Where, A is the amplitude of the wave. Amplitude is the maximum displacement of the particle.
$\omega$ is the angular frequency, t is the time taken for the displacement and k is the wave number.
Particle velocity ${{v}_{p}}$ is given by,
${{v}_{p}}=\dfrac{dy}{dt}$
$\Rightarrow {{v}_{p}}=A\omega \cos \left( \omega t-kx \right)$ ……………………… (1)
Also,
$\dfrac{dy}{dx}=-Ak\cos \left( \omega t-kx \right)$ …………………………… (2)
From (1) and (2),
${{v}_{p}}=-\dfrac{\omega }{k}\dfrac{dy}{dx}$
Where, $\dfrac{\omega }{k}$ is the wave velocity$\left( {{v}_{w}} \right)$.
So we get the relation between particle and wave velocity as,
${{v}_{p}}=-{{v}_{w}}\dfrac{dy}{dx}$ ………………….. (3)
Now let us come back to the question.
At point A, the particle is moving upward and ${{v}_{p}}$ by convention is positive upward, also slope $\left( \dfrac{dy}{dx} \right)$ at that point is positive.
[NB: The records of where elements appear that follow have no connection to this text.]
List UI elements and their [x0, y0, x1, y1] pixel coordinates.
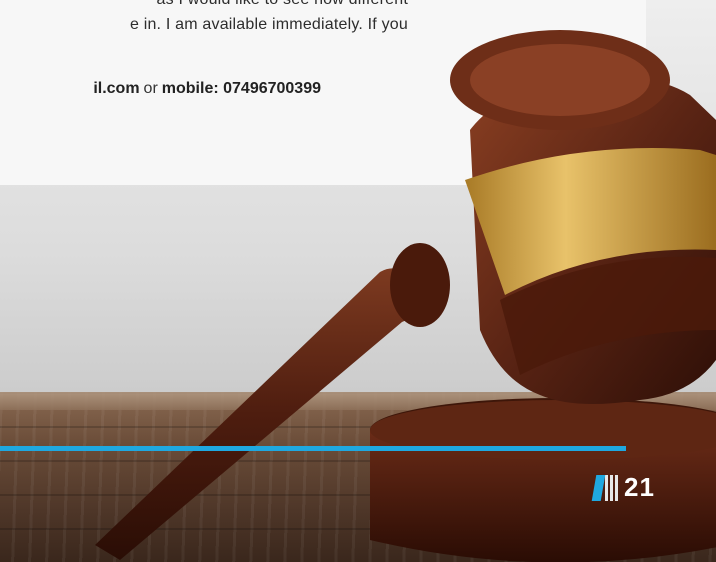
publisher-logo-icon	[591, 474, 618, 501]
page-number: 21	[624, 472, 655, 502]
page: as I would like to see how different e i…	[0, 0, 716, 562]
accent-rule	[0, 446, 626, 451]
page-footer: 21	[591, 472, 655, 503]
Therefore, in order to satisfy equation (3) wave velocity ${{v}_{w}}$ should be negative. At point A wave velocity is negative, that is the wave is moving towards the left. So, option A is false.
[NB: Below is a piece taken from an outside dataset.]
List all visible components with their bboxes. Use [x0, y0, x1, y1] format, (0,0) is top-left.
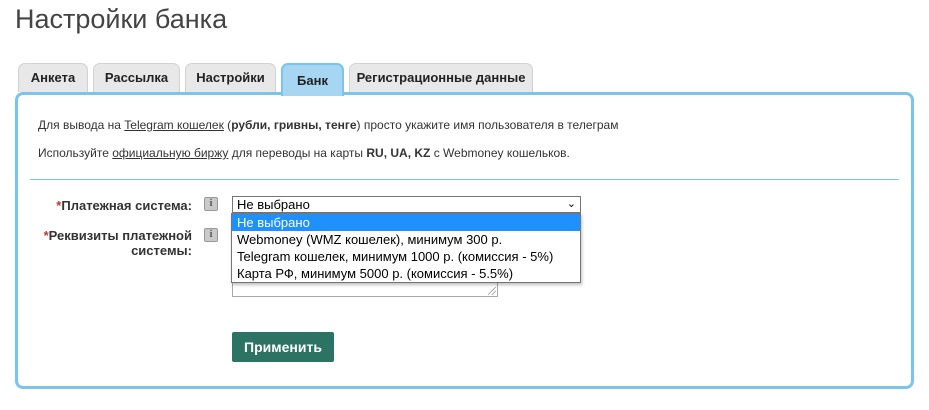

Amplitude by definition is the maximum displacement. Maximum displacement of the given wave is clearly at point B. So, option B is found to be true.
At point C, just by looking at the given figure we can say that it is directed downward. But let us verify this using (3). We had found earlier that the wave velocity of the given wave is negative and also from the figure we can see that the slope $\left( \dfrac{dy}{dx} \right)$ is negative. Therefore, the particle velocity at point is negative, which indicates that at point C, the velocity is directed downward. So, option C is false.
From the diagram, points A and C are found to be equidistant from x-axis. That means the velocities at points A and C are the same but they are directed in the opposite direction. Hence, we could say that the phase difference between the two points is $\dfrac{\pi }{2}$ . So, option D is true.

So, the correct answers are “Option B and D”.

Note: In questions like this where statements are given for us to find whether they are true or not, chances are there for multiple correct answers. So, to be on the safe side, we could approach such questions in a step by step manner. That is, we should analyze every statement one by one and see whether they are true.